В Москве начинается новый скандал о коррупции. Причем власти не выкапывают из земли самую сочную и крупную редьку — коррупцию в Думе, природную ренту, воровство и подлог при приватизации, а дают общественности пожевать ботву. На сей раз новое дело милиционеров, здесь выбросили на съедение самое ненавистное племя ГИБДД. По телевидению идут такие рожи, такие подробности, такие сюжеты! Милиционеры легализовывали угнанные дорогие иномарки, выписывали на них новые документы и шантажировали владельцев эти дорогих машин, угрозая «раскрыть» источники их незаконных доходов. Попались на этом даже высшие чины: эти угнанные машины, оказывается, хранились даже на территориях подразделений ГИБДД!

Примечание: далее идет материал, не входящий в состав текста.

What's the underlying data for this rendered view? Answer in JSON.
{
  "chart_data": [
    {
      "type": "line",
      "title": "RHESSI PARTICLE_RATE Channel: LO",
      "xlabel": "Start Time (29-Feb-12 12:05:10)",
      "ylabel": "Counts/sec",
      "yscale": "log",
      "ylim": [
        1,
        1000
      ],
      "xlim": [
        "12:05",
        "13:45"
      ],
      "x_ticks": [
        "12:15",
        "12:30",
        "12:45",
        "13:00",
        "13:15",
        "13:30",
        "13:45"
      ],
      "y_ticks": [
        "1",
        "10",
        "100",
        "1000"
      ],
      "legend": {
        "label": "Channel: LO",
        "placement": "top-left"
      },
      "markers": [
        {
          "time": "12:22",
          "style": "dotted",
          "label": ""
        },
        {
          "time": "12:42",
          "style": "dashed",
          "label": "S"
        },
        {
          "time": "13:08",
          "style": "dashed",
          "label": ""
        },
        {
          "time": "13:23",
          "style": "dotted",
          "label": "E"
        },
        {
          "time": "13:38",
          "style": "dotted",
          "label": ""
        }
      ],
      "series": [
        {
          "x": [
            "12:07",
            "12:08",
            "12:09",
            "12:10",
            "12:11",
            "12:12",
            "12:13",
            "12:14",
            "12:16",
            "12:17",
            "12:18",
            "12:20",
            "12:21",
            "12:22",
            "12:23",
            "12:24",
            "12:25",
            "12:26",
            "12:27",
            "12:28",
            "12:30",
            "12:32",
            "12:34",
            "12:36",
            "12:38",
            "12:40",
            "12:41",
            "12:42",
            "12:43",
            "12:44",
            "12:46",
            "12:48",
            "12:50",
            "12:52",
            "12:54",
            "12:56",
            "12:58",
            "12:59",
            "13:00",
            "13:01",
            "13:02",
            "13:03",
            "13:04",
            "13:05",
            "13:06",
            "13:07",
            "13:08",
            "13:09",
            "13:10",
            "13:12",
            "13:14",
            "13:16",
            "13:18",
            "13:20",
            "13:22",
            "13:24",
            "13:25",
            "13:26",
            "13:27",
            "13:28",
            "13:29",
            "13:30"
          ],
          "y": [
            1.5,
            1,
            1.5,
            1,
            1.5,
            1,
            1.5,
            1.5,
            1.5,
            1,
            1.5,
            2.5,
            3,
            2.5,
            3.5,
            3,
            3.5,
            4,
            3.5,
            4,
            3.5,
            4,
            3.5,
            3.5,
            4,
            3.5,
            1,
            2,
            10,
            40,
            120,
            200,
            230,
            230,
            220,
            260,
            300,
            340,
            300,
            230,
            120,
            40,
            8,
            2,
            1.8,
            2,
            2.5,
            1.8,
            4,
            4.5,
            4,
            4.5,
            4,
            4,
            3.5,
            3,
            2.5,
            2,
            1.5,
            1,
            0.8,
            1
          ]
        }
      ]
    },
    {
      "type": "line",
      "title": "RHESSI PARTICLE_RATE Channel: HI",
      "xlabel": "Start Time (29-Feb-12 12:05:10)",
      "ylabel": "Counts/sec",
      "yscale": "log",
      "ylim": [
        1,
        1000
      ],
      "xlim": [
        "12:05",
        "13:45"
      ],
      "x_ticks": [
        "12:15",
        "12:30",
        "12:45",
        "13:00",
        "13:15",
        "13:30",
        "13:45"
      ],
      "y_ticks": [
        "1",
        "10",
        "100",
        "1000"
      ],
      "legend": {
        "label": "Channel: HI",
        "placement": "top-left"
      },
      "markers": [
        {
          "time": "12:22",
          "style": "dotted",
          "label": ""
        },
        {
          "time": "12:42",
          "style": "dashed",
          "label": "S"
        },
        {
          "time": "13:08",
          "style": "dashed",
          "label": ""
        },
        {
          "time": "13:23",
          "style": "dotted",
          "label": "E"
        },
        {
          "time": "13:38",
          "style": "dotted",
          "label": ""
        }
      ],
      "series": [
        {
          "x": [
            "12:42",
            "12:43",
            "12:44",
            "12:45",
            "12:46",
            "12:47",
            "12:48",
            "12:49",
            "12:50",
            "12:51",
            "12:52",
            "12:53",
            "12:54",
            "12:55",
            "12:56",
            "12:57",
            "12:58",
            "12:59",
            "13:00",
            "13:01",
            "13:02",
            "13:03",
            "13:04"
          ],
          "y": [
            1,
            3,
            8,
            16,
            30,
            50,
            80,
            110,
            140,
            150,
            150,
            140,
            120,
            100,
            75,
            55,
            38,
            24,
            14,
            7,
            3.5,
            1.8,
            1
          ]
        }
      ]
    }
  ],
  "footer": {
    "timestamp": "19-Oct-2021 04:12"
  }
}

Днем заходил брать вступительные работы Е.Ю.Сидоров. Мы с ним встретились с месяц назад в ЦДЛ, и вроде бы я пригласил его работать. Это справедливо, в конце концов он пять лет просидел в том же кабинете, что и я. Теперь ему предстоит набрать семинар, хотя большинство наших мастеров свои работы уже прочитали. Я предполагаю, что Сидоров будет вести смешанный семинар, в котором будут и поэты, и прозаики, и драматурги, и критики. Е.Ю. жаловался, что ему скучно в министерстве. но я думаю, это не совсем так: просто министерство сокращают, а ничего нового ни в Лондоне, ни в Париже ему не предлагают. Женя сказал, что он доктор культурологии. Я ответил, что этой науки не понимаю. Ему, оказывается, предлагали кафедру в университете Невзлина (я подумал про себя, что оно и понятно; также и о том, что мы не сможем принять ни один докторский диплом, если он не утвержден ВАКом, и даже ни один диплом почетного доктора, хотя бы этот диплом будет выдан Сорбонной или Прагой). Но Е.Ю., безусловно, может быть полезен Литинституту. Я не забыл, что в институт меня пригласил именно он. К подчиненному положению в институте он, конечно, не привык.